Inflation forecasting is a critical aspect of economic policy and financial planning. Accurate predictions enable policymakers to take preemptive measures, businesses to plan effectively, and investors to make informed decisions. Traditional models, while useful, often fall short in capturing the complex dynamics of inflation, particularly at high frequencies such as weekly intervals.
In this blog post, I introduce a novel approach to forecasting weekly inflation rates using a two-step machine learning methodology. This research aims to enhance the precision and timeliness of inflation forecasts, providing valuable insights for both economists and practitioners.

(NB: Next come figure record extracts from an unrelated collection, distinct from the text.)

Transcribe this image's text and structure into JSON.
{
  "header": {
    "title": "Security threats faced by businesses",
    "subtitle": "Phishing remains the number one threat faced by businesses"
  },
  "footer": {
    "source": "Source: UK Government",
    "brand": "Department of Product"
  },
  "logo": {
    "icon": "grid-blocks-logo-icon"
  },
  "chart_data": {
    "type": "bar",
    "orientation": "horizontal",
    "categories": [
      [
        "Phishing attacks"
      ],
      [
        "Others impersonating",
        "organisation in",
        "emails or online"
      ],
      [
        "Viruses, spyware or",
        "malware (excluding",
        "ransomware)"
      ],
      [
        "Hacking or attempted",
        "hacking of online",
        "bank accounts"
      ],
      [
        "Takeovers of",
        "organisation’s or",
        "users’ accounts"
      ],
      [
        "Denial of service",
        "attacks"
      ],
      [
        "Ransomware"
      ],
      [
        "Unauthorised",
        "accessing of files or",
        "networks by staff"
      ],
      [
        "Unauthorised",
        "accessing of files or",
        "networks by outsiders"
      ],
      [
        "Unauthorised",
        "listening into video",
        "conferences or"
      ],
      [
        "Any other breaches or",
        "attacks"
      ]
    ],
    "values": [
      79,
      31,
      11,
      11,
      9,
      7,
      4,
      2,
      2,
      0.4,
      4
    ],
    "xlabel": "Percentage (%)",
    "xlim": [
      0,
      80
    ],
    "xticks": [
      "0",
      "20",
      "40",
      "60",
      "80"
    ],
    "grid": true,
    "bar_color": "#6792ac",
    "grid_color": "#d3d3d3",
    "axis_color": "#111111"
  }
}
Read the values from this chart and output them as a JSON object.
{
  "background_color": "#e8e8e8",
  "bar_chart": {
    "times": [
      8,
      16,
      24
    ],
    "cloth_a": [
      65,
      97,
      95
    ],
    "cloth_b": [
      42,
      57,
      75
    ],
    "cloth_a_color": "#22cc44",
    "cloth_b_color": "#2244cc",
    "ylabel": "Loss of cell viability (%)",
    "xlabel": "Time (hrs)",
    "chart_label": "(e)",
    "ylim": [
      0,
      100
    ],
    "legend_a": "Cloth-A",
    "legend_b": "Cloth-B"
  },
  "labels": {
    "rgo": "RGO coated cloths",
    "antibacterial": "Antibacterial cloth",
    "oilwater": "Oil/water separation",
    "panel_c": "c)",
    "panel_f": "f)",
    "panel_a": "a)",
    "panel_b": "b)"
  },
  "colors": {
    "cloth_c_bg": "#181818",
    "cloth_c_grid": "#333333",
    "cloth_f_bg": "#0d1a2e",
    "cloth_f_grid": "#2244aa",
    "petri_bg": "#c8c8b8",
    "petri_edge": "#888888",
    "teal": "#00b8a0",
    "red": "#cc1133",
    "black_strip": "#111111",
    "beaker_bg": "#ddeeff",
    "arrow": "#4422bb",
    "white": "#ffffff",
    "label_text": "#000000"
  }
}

For a comprehensive understanding of the methodology and results, readers are encouraged to refer to the full working paper: Weekly Inflation Forecasting: A Two-Step Machine Learning Methodology
This study proposes a two-step methodology for weekly forecasting, leveraging machine learning algorithms initially trained on monthly data and then applied to weekly data for higher frequency forecasting. The dataset \(\mathcal{D}\) includes daily, weekly, and monthly observations, with the target variable \(Y\) and features \(X\) derived from averages of high-frequency data.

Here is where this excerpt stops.